Igual que esta teoría, ¿cuántas teorías permanecen inalterables e impertérritas y las entendemos como dogmas de fe? La lista es extensa. Tal vez, comienza con la sacrosanta teoría de la evolución y culmina con la teoría política de que la democracia es el mejor sistema existente. Empero, en un futuro, quizás en miles de años, algún científico labrará una nueva hipótesis que explique cómo brotó todo, y aparque a la evolución. O, acaso, ¿no habrá alguna vez un pensador que diseñe un sistema político que juzgue más beneficioso para el común de los humanos?
La peor amenaza de la ciencia es la arrogancia de convertir en dogmas de fe teorías científicas que, precisamente, rehúyen de los dogmatismos. Las teorías científicas se cimentan en base a debates, pruebas y argumentos; nada de explicaciones sencillas y breves: nada de teorías eternas grabadas en preceptos. No obstante, muchas veces, nos hemos convertido en correligionarios de estas teorías, a las que defendemos como aguerridos cruzados, tratando de hacer proselitismo entre nuestros conocidos —a veces pocos conocidos— que osan poner en duda la teoría/dogma.
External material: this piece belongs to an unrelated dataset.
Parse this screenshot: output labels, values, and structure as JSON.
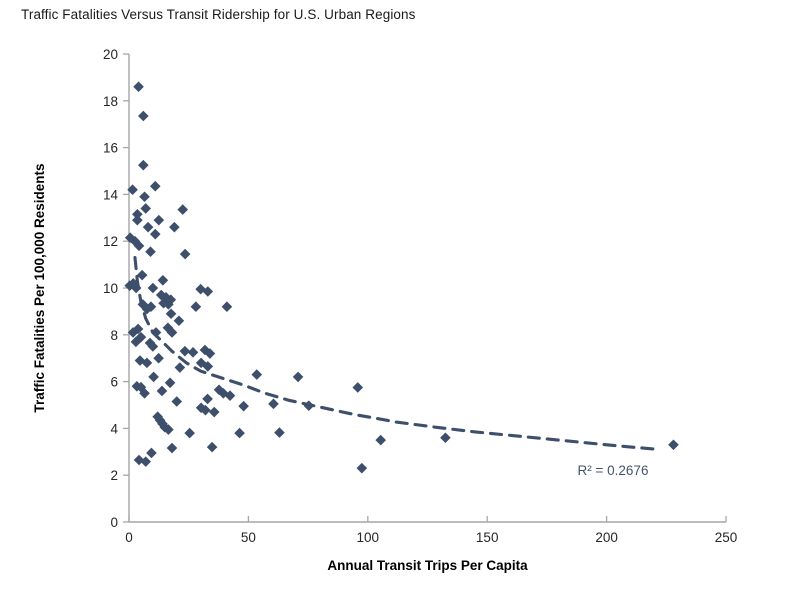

Ayer, desempolvé una olvidada lección. Gracias, querido o querida homo sapiens que olvidaste tu mandíbula en el Monte Carmelo. Mientras tanto, brindemos por la ciencia y sus avances; brindemos por sumergir nuestras certezas en el constante movimiento del conocimiento; brindemos por cambiar el dogma por la teoría y entender a la teoría como teoría.